Structure and Layout

How appropriate is the design you plan to use for your site? A daycare business doesn't need a site that looks industrial. On the other hand, a product manufacturer should avoid a site filled with bright colors and childish decals. Your site needs to fit your industry and your business plan. Your navigation structure is incredibly important. Internally, it needs to be sensible. Web crawlers follow links through your site and they rank pages by how deeply embedded they happen to be. If it takes four, five or more clicks to reach a page of content, that content will be ranked lower than if it was easily accessible from the front page. Conversely, if your front page is nothing but uncategorized links, it will penalize your site as a whole. You need a logical layout that doesn't bury content. Your page structure is important in terms of URLs as well. The difference between www.mypage.com/greatcontent and www.mypage.com/content11/page21/article15/339193.asp is immense. Users occasionally type your URL themselves, so it needs to be readable. A well-formed URL is another SEO factor.

Don't Forget the Tags

In modern web design, a few tags are incredibly important that weren't present in previous generations of web design. Older, established web designers may not be aware of these new tags, so you need to make sure they're implemented.
  • rel=canonical.

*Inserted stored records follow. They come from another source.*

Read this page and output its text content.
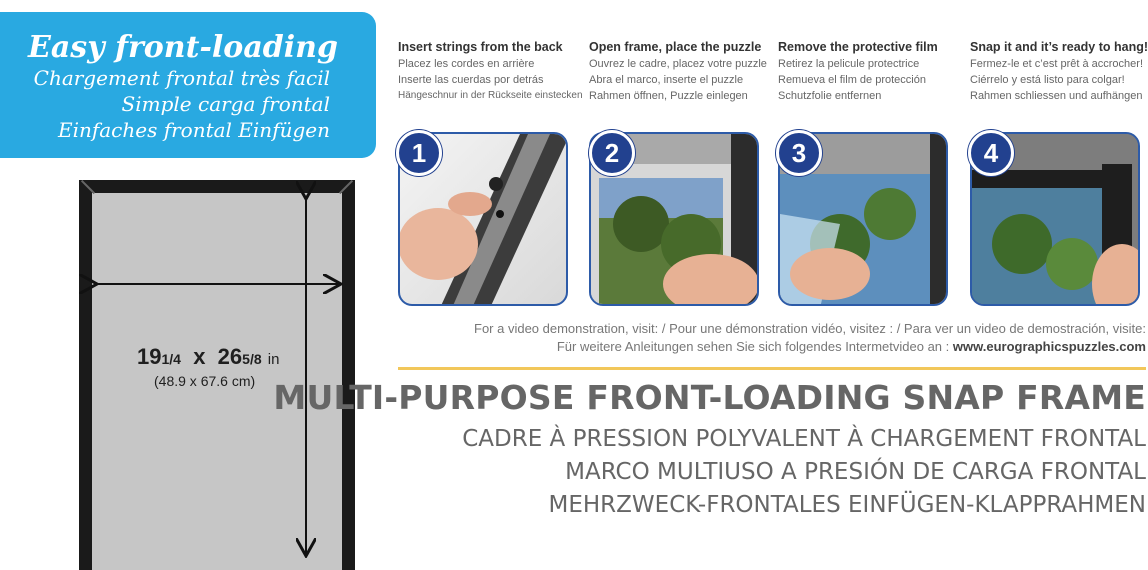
Easy front-loading
Chargement frontal très facil
Simple carga frontal
Einfaches frontal Einfügen
191/4 x 265/8 in
(48.9 x 67.6 cm)
Insert strings from the back
Placez les cordes en arrière
Inserte las cuerdas por detrás
Hängeschnur in der Rückseite einstecken
Open frame, place the puzzle
Ouvrez le cadre, placez votre puzzle
Abra el marco, inserte el puzzle
Rahmen öffnen, Puzzle einlegen
Remove the protective film
Retirez la pelicule protectrice
Remueva el film de protección
Schutzfolie entfernen
Snap it and it’s ready to hang!
Fermez-le et c’est prêt à accrocher!
Ciérrelo y está listo para colgar!
Rahmen schliessen und aufhängen
1	2	3	4
For a video demonstration, visit: / Pour une démonstration vidéo, visitez : / Para ver un video de demostración, visite:
Für weitere Anleitungen sehen Sie sich folgendes Intermetvideo an : www.eurographicspuzzles.com
MULTI-PURPOSE FRONT-LOADING SNAP FRAME
CADRE À PRESSION POLYVALENT À CHARGEMENT FRONTAL
MARCO MULTIUSO A PRESIÓN DE CARGA FRONTAL
MEHRZWECK-FRONTALES EINFÜGEN-KLAPPRAHMEN
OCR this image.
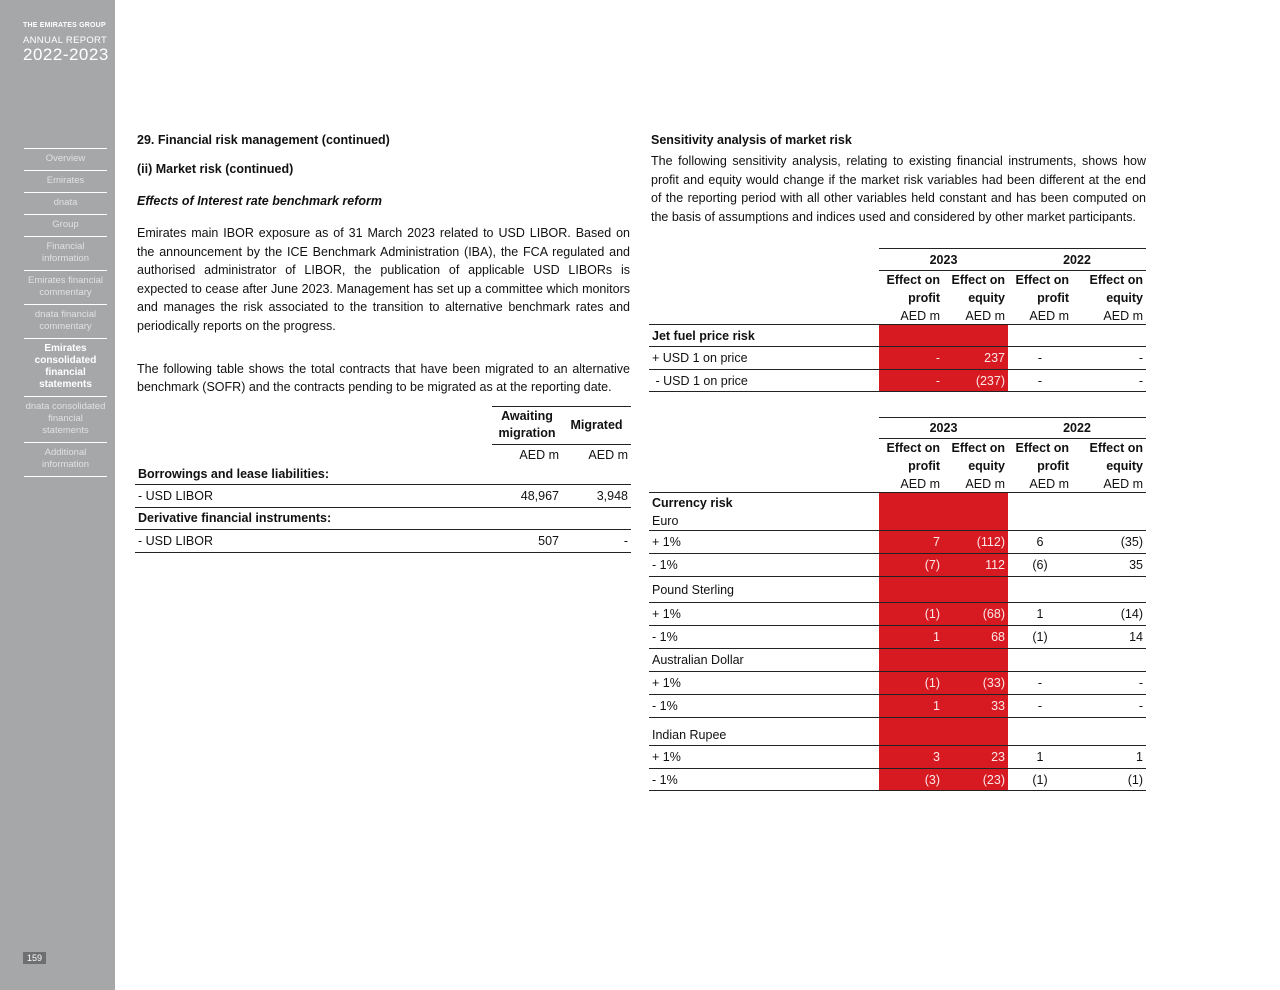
THE EMIRATES GROUP
ANNUAL REPORT
2022-2023
Overview
Emirates
dnata
Group
Financial information
Emirates financial commentary
dnata financial commentary
Emirates consolidated financial statements
dnata consolidated financial statements
Additional information
159
29. Financial risk management (continued)
(ii) Market risk (continued)
Effects of Interest rate benchmark reform
Emirates main IBOR exposure as of 31 March 2023 related to USD LIBOR. Based on the announcement by the ICE Benchmark Administration (IBA), the FCA regulated and authorised administrator of LIBOR, the publication of applicable USD LIBORs is expected to cease after June 2023. Management has set up a committee which monitors and manages the risk associated to the transition to alternative benchmark rates and periodically reports on the progress.
The following table shows the total contracts that have been migrated to an alternative benchmark (SOFR) and the contracts pending to be migrated as at the reporting date.
	Awaiting migration	Migrated
	AED m	AED m
Borrowings and lease liabilities:		
- USD LIBOR	48,967	3,948
Derivative financial instruments:		
- USD LIBOR	507	-
Sensitivity analysis of market risk
The following sensitivity analysis, relating to existing financial instruments, shows how profit and equity would change if the market risk variables had been different at the end of the reporting period with all other variables held constant and has been computed on the basis of assumptions and indices used and considered by other market participants.
	2023		2022	
	Effect on	Effect on	Effect on	Effect on
	profit	equity	profit	equity
	AED m	AED m	AED m	AED m
Jet fuel price risk				
+ USD 1 on price	-	237	-	-
- USD 1 on price	-	(237)	-	-
	2023		2022	
	Effect on	Effect on	Effect on	Effect on
	profit	equity	profit	equity
	AED m	AED m	AED m	AED m

Currency risk
Euro				

+ 1%	7	(112)	6	(35)
- 1%	(7)	112	(6)	35
Pound Sterling				
+ 1%	(1)	(68)	1	(14)
- 1%	1	68	(1)	14
Australian Dollar				
+ 1%	(1)	(33)	-	-
- 1%	1	33	-	-
Indian Rupee				
+ 1%	3	23	1	1
- 1%	(3)	(23)	(1)	(1)
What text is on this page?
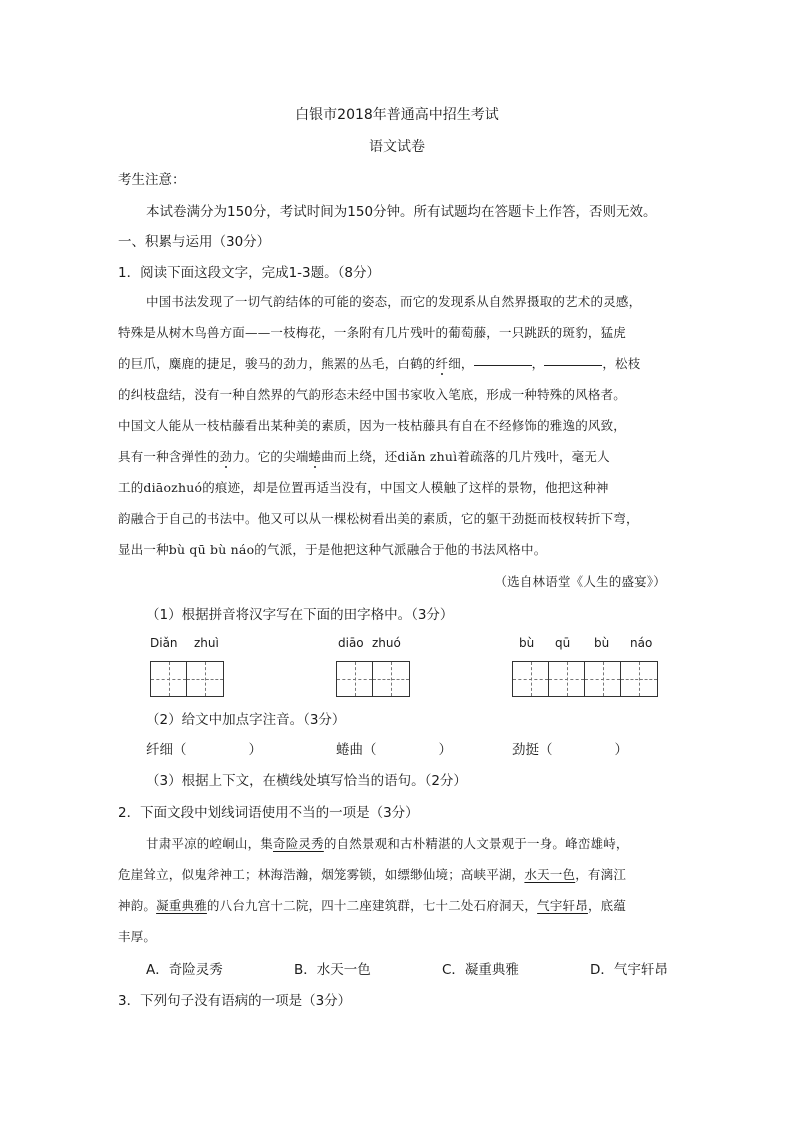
白银市2018年普通高中招生考试
语文试卷
考生注意：
本试卷满分为150分，考试时间为150分钟。所有试题均在答题卡上作答，否则无效。
一、积累与运用（30分）
1．阅读下面这段文字，完成1-3题。（8分）
中国书法发现了一切气韵结体的可能的姿态，而它的发现系从自然界摄取的艺术的灵感，
特殊是从树木鸟兽方面——一枝梅花，一条附有几片残叶的葡萄藤，一只跳跃的斑豹，猛虎
的巨爪，麋鹿的捷足，骏马的劲力，熊罴的丛毛，白鹤的纤细，	，	，松枝
的纠枝盘结，没有一种自然界的气韵形态未经中国书家收入笔底，形成一种特殊的风格者。
中国文人能从一枝枯藤看出某种美的素质，因为一枝枯藤具有自在不经修饰的雅逸的风致，
具有一种含弹性的劲力。它的尖端蜷曲而上绕，还diǎn zhuì着疏落的几片残叶，毫无人
工的diāozhuó的痕迹，却是位置再适当没有，中国文人模触了这样的景物，他把这种神
韵融合于自己的书法中。他又可以从一棵松树看出美的素质，它的躯干劲挺而枝杈转折下弯，
显出一种bù qū bù náo的气派，于是他把这种气派融合于他的书法风格中。
（选自林语堂《人生的盛宴》）
（1）根据拼音将汉字写在下面的田字格中。（3分）
Diǎn zhuì	diāo zhuó	bù qū bù náo
（2）给文中加点字注音。（3分）
纤细（	）	蜷曲（	）	劲挺（	）
（3）根据上下文，在横线处填写恰当的语句。（2分）
2．下面文段中划线词语使用不当的一项是（3分）
甘肃平凉的崆峒山，集奇险灵秀的自然景观和古朴精湛的人文景观于一身。峰峦雄峙，
危崖耸立，似鬼斧神工；林海浩瀚，烟笼雾锁，如缥缈仙境；高峡平湖，水天一色，有漓江
神韵。凝重典雅的八台九宫十二院，四十二座建筑群，七十二处石府洞天，气宇轩昂，底蕴
丰厚。
A．奇险灵秀	B．水天一色	C．凝重典雅	D．气宇轩昂
3．下列句子没有语病的一项是（3分）
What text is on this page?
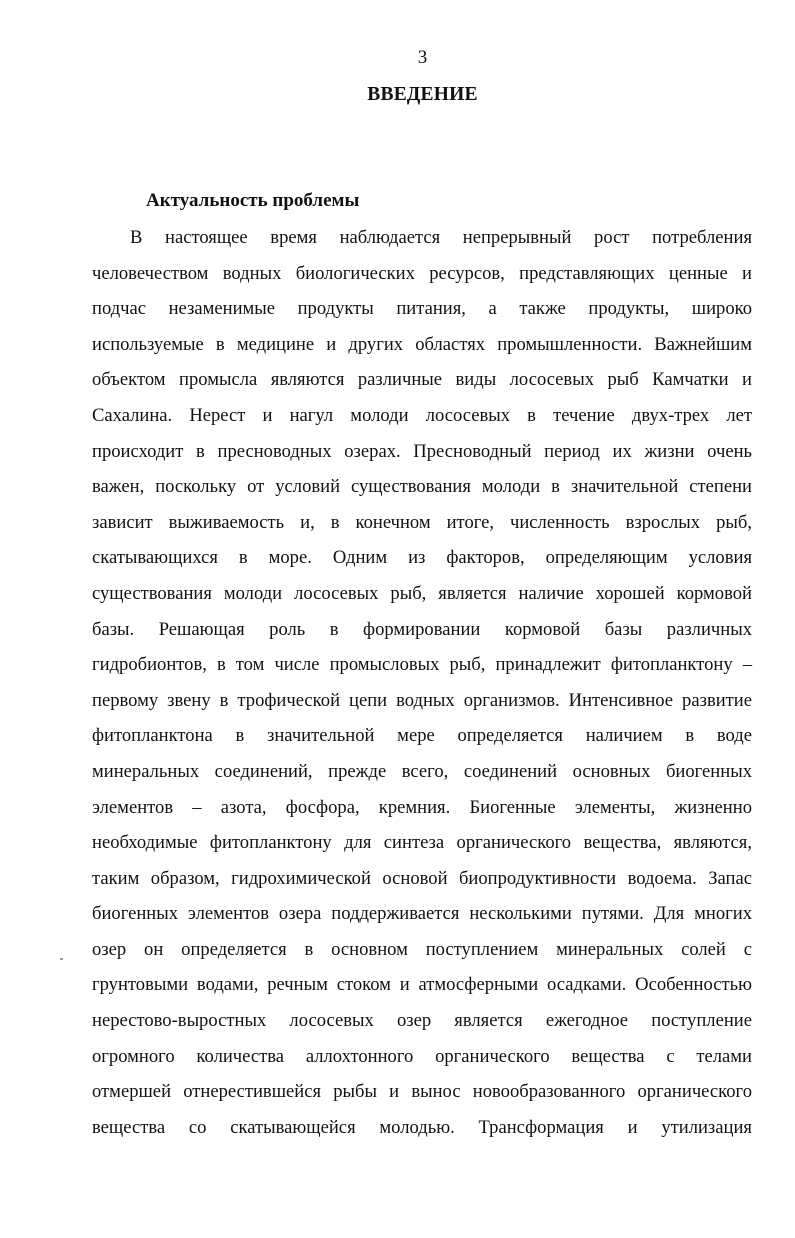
3
ВВЕДЕНИЕ
Актуальность проблемы
В настоящее время наблюдается непрерывный рост потребления
человечеством водных биологических ресурсов, представляющих ценные и
подчас незаменимые продукты питания, а также продукты, широко
используемые в медицине и других областях промышленности. Важнейшим
объектом промысла являются различные виды лососевых рыб Камчатки и
Сахалина. Нерест и нагул молоди лососевых в течение двух-трех лет
происходит в пресноводных озерах. Пресноводный период их жизни очень
важен, поскольку от условий существования молоди в значительной степени
зависит выживаемость и, в конечном итоге, численность взрослых рыб,
скатывающихся в море. Одним из факторов, определяющим условия
существования молоди лососевых рыб, является наличие хорошей кормовой
базы. Решающая роль в формировании кормовой базы различных
гидробионтов, в том числе промысловых рыб, принадлежит фитопланктону –
первому звену в трофической цепи водных организмов. Интенсивное развитие
фитопланктона в значительной мере определяется наличием в воде
минеральных соединений, прежде всего, соединений основных биогенных
элементов – азота, фосфора, кремния. Биогенные элементы, жизненно
необходимые фитопланктону для синтеза органического вещества, являются,
таким образом, гидрохимической основой биопродуктивности водоема. Запас
биогенных элементов озера поддерживается несколькими путями. Для многих
озер он определяется в основном поступлением минеральных солей с
грунтовыми водами, речным стоком и атмосферными осадками. Особенностью
нерестово-выростных лососевых озер является ежегодное поступление
огромного количества аллохтонного органического вещества с телами
отмершей отнерестившейся рыбы и вынос новообразованного органического
вещества со скатывающейся молодью. Трансформация и утилизация
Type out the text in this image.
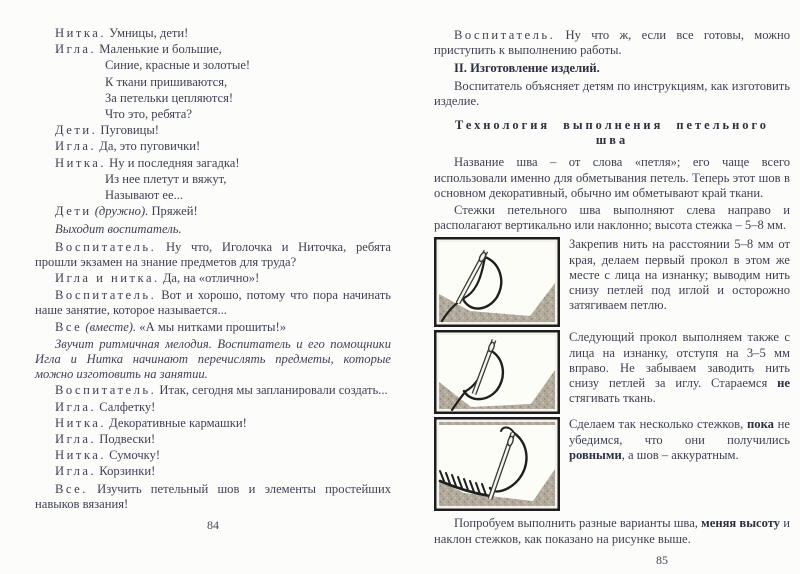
Нитка. Умницы, дети!

Игла. Маленькие и большие,

Синие, красные и золотые!

К ткани пришиваются,

За петельки цепляются!

Что это, ребята?

Дети. Пуговицы!

Игла. Да, это пуговички!

Нитка. Ну и последняя загадка!

Из нее плетут и вяжут,

Называют ее...

Дети (дружно). Пряжей!

Выходит воспитатель.

Воспитатель. Ну что, Иголочка и Ниточка, ребята прошли экзамен на знание предметов для труда?

Игла и нитка. Да, на «отлично»!

Воспитатель. Вот и хорошо, потому что пора начинать наше занятие, которое называется...

Все (вместе). «А мы нитками прошиты!»

Звучит ритмичная мелодия. Воспитатель и его помощники Игла и Нитка начинают перечислять предметы, которые можно изготовить на занятии.

Воспитатель. Итак, сегодня мы запланировали создать...

Игла. Салфетку!

Нитка. Декоративные кармашки!

Игла. Подвески!

Нитка. Сумочку!

Игла. Корзинки!

Все. Изучить петельный шов и элементы простейших навыков вязания!

84

Воспитатель. Ну что ж, если все готовы, можно приступить к выполнению работы.

II. Изготовление изделий.

Воспитатель объясняет детям по инструкциям, как изготовить изделие.

Технология выполнения петельного шва

Название шва – от слова «петля»; его чаще всего использовали именно для обметывания петель. Теперь этот шов в основном декоративный, обычно им обметывают край ткани.

Стежки петельного шва выполняют слева направо и располагают вертикально или наклонно; высота стежка – 5–8 мм.

Закрепив нить на расстоянии 5–8 мм от края, делаем первый прокол в этом же месте с лица на изнанку; выводим нить снизу петлей под иглой и осторожно затягиваем петлю.

Следующий прокол выполняем также с лица на изнанку, отступя на 3–5 мм вправо. Не забываем заводить нить снизу петлей за иглу. Стараемся не стягивать ткань.

Сделаем так несколько стежков, пока не убедимся, что они получились ровными, а шов – аккуратным.

Попробуем выполнить разные варианты шва, меняя высоту и наклон стежков, как показано на рисунке выше.

85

This tag is incredibly important in terms of avoiding Google's duplicate content penalties. When you have a site with dozens of products, you probably have different filters to sort them. You might have a page with the results sorted by price, and a page with the same items sorted by name. To the search engine, these are identical in content. In this case, you should specify one of the pages as the canonical page. Google will disregard the other identical pages and you will avoid duplicate content penalties
  • rel=next/rel=prev. There may be many reasons for you to split up an article into several pages. The problem you may encounter is that Google by default will treat each paginated section of the article as its own page. This drastically reduces the SEO power of those articles. In order to avoid this, add the prev and next tags to the links in the series. This tells Google that the pages in this chain are all part of the same article and should have their SEO components, link power and other aspects combined
  • Proper use of H1/H2/H3. H1 is the header tag for your primary title. Do not use H1 for every heading in the article. Subheadings should be in H2 tags, with sub-subheadings in H3, and so on. Improper use of headers skews Google's perception of the page, and can mess with formatting if you change your page layout down the road
  • Properly-utilized meta tags. The meta title and meta data tags used to be far more powerful than they are now, but they are still powerful SEO tools. They are a way to specify what content Google displays for your page, as well as giving you an extra subtle bit of keyword juice. Every page, every category and every section needs its own meta data

The Necessity of High Quality Content

Obviously, your site needs a constant flow of content. This keeps your SEO refreshed and alive, gives your users reasons to return and keeps Google indexing your site. Activity and quality in your content show Google you're providing value to your users, and will benefit your PageRank. Pay attention to your keywords, your links -- especially anchor text -- and your formatting. You also need to make sure your content is visible in the source code, which means no hiding it away behind scripts. If it's hidden in the source code, Google won't index it, so it does you no good. If you pay attention to the structure, code and content of your site from the ground up, you minimize the possible lost conversions you might otherwise encounter. Follow these tips and you're well on your way to powerful SEO.